The bridge was also expected to bring an economic revival. “If the removal of frustration in travel is as vital as I believe,” the Queen said, “this area must be a land of opportunity … I have every confidence that there are many waiting to grasp it.”
Four decades on, the bridge is still a great sight: an elegant arc of concrete and steel across the tea-coloured Humber. But the region around it has changed less than many hoped. The population of Hull, unlike that of Britain as a whole, is no higher than when the bridge opened. The handsome city centre has been regenerated, but it lacks bustle, and Hull has one of the highest unemployment rates in the country. The bridge has cut local journey times and connected families and businesses, yet the traffic on it feels light for a crossing of its size. On the other side of the river from Hull, much of the land remains agricultural. A terrace house in Barton-upon-Humber, the town nearest the bridge, a sleepy maze of old brick streets, can be bought for £80,000. “People there like it that way,” one of the bridge staff told me. “They don’t want change.”
The impact of new infrastructure on previously overlooked places is hard to predict, especially in centralised, sometimes conservative countries such as Britain, where people and companies can be hard to lure away from their accustomed locations.

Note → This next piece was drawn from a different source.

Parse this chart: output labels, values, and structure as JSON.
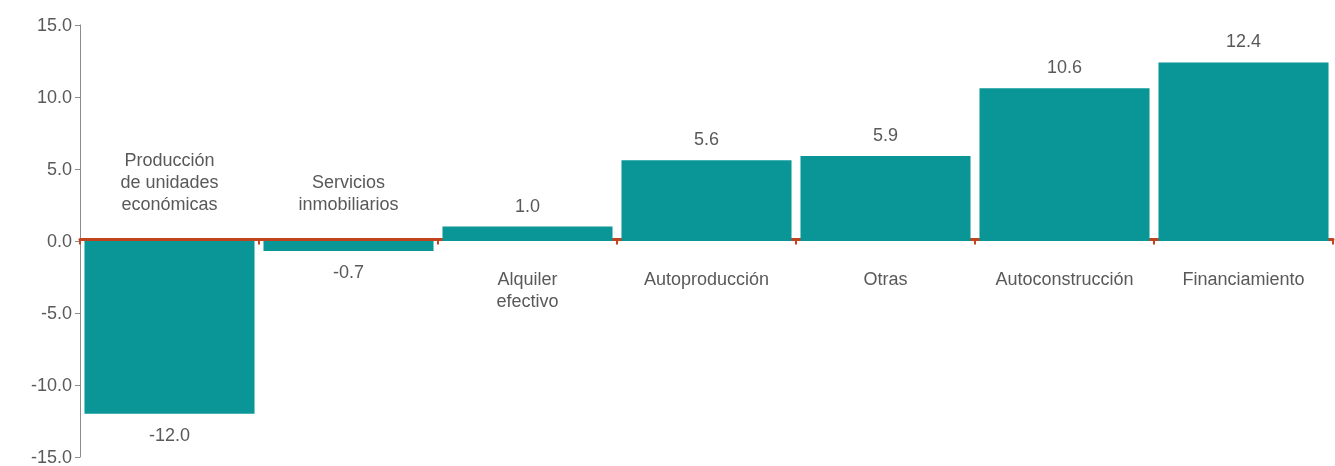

The gradual shifts and sheer complexity of the economy also mean that it can take a long time for voters to accept, if they ever do, that such infrastructure hasn’t brought enough benefits to justify its expense. The Humber Bridge cost £385m to build in today’s money. It was financed by government loans, which have generated even larger interest charges, and which have yet to be fully paid back despite a toll for bridge users, as almost everyone I spoke to locally pointed out. But none said that building the bridge hadn’t been worthwhile.
As a notoriously short-term politician, Johnson may not be too worried about whether his government’s levelling-up construction projects are effective in the long term. It’s the photo opportunities all the building sites will provide and the overall impression of purposeful government that are probably his first priorities. As he recently told the US magazine the Atlantic: “People live by narrative. Human beings are creatures of the imagination.” He didn’t sound as if he lies awake at night thinking about northern England’s precise contribution to our gross domestic product.
Conservative governments have sometimes used the north-east of England, in particular, as a stage for displays of economic ingenuity and social concern. In 1987, Thatcher performed a pensive, highly publicised walkabout on a bleak former industrial site on Teesside, and set up a development corporation there soon afterwards. David Cameron announced a Humber enterprise zone in 2011. This spring, the government announced a Humber freeport. The frequency of these initiatives could show that the Tories have treated the region with a seriousness that, until their recent electoral successes there, was under-appreciated. Or it could show that none of these schemes have been thought through enough to really work.
Northern England is full of spectacular structures, and Johnson may add to them. But the economy’s centre of gravity will probably stay where it has been for a long time, in the quieter landscape of the south. Governments love to build things, but power often likes to hide.